Frontend Development:
Created a search page that queries file metadata. Search results are sorted by relevance. Implemented previews for PDF files and links to sources.
Telegram Parser Bot:
Developed a fully functional Telegram parser bot that collects data from Telegram channels and sends it to the server.
Challenges & Solutions #
It turned out that just a zip file is not suitable for delivering a browser extension, because… modern browsers will limit it. The only solution here is to upload the extension to browser’s extension store.

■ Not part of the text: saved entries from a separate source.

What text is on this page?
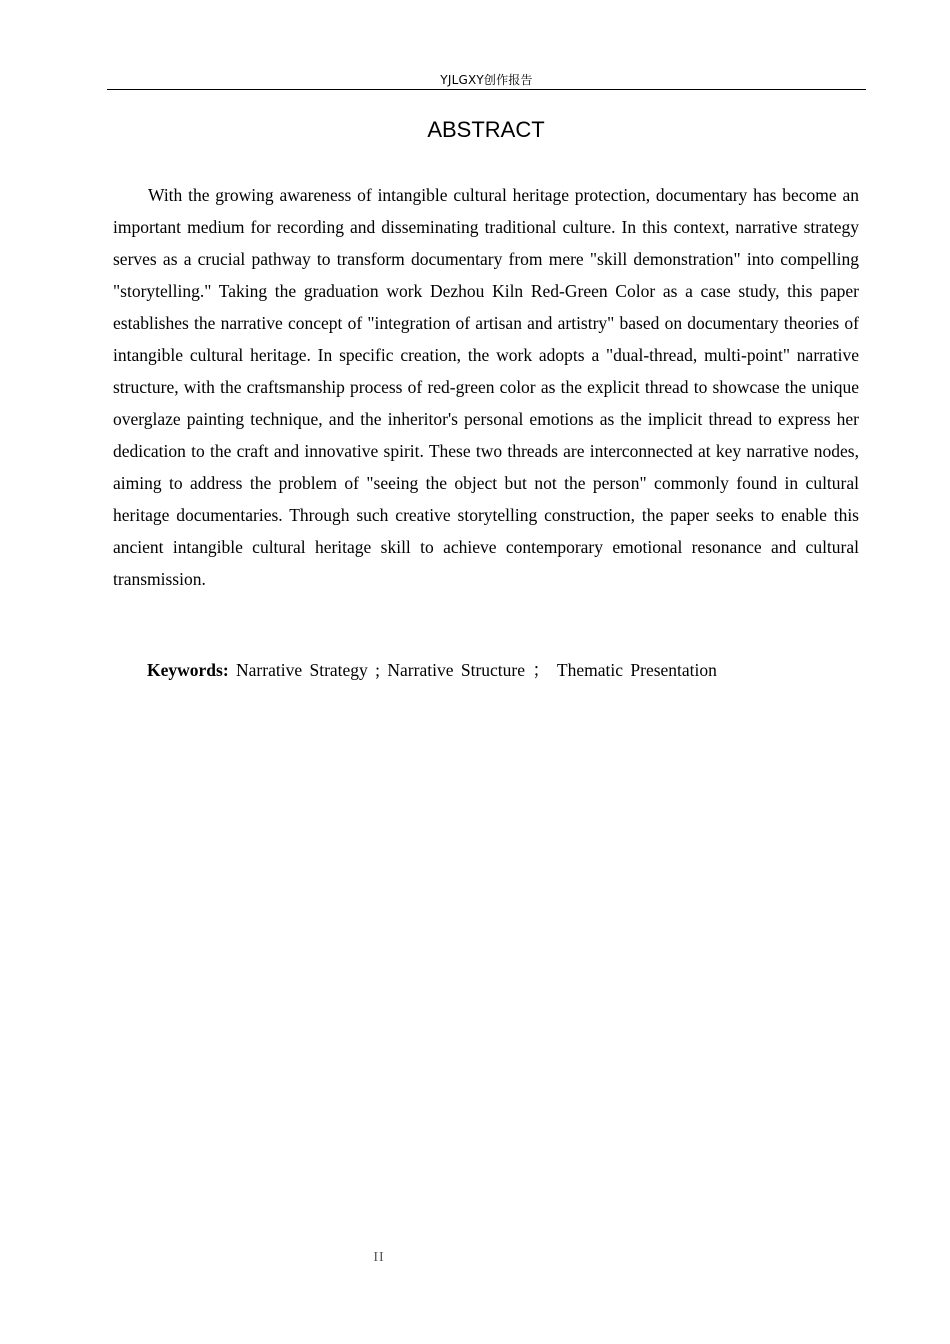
YJLGXY创作报告
ABSTRACT

With the growing awareness of intangible cultural heritage protection, documentary has become an important medium for recording and disseminating traditional culture. In this context, narrative strategy serves as a crucial pathway to transform documentary from mere "skill demonstration" into compelling "storytelling." Taking the graduation work Dezhou Kiln Red-Green Color as a case study, this paper establishes the narrative concept of "integration of artisan and artistry" based on documentary theories of intangible cultural heritage. In specific creation, the work adopts a "dual-thread, multi-point" narrative structure, with the craftsmanship process of red-green color as the explicit thread to showcase the unique overglaze painting technique, and the inheritor's personal emotions as the implicit thread to express her dedication to the craft and innovative spirit. These two threads are interconnected at key narrative nodes, aiming to address the problem of "seeing the object but not the person" commonly found in cultural heritage documentaries. Through such creative storytelling construction, the paper seeks to enable this ancient intangible cultural heritage skill to achieve contemporary emotional resonance and cultural transmission.

Keywords: Narrative Strategy ; Narrative Structure ； Thematic Presentation
II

To do this, we needed to describe the purpose of the extension, what data it collects, attach screenshots and source code. Moreover, we had to write a privacy policy for users. Mozilla Addons has already accepted our extension (the verification took three days), but there are problems related to application permissions. We also filled out an form on Chrome Web Store, but there is no response yet.
Minio storage requires a dedicated domain, so we filled out an application with the IT department to get it.
The servers with video cards had outdated packages, some of them were able to be updated, but the cuda libraries could not be updated, so we had to limit the PyTorch version in our project.
Conclusions & Next Steps #
Finally, we were able to see and click on the results of our work. It’s nice, we would like to keep the temp. We plan to continue to have weekly synchronization meetings where we outline work for the next sprint.
We would like to rework the “Search” page to match the Google Search style, and move the existing template into a separate “Ask” page because it suits LLM-generated answer more.
There are also plans to collect more data for our experiments in the field of AI, for this we will add a new remote ( Minio from backend part) to our DVC. We also need to speed up the PDF processing library, as it takes too much time.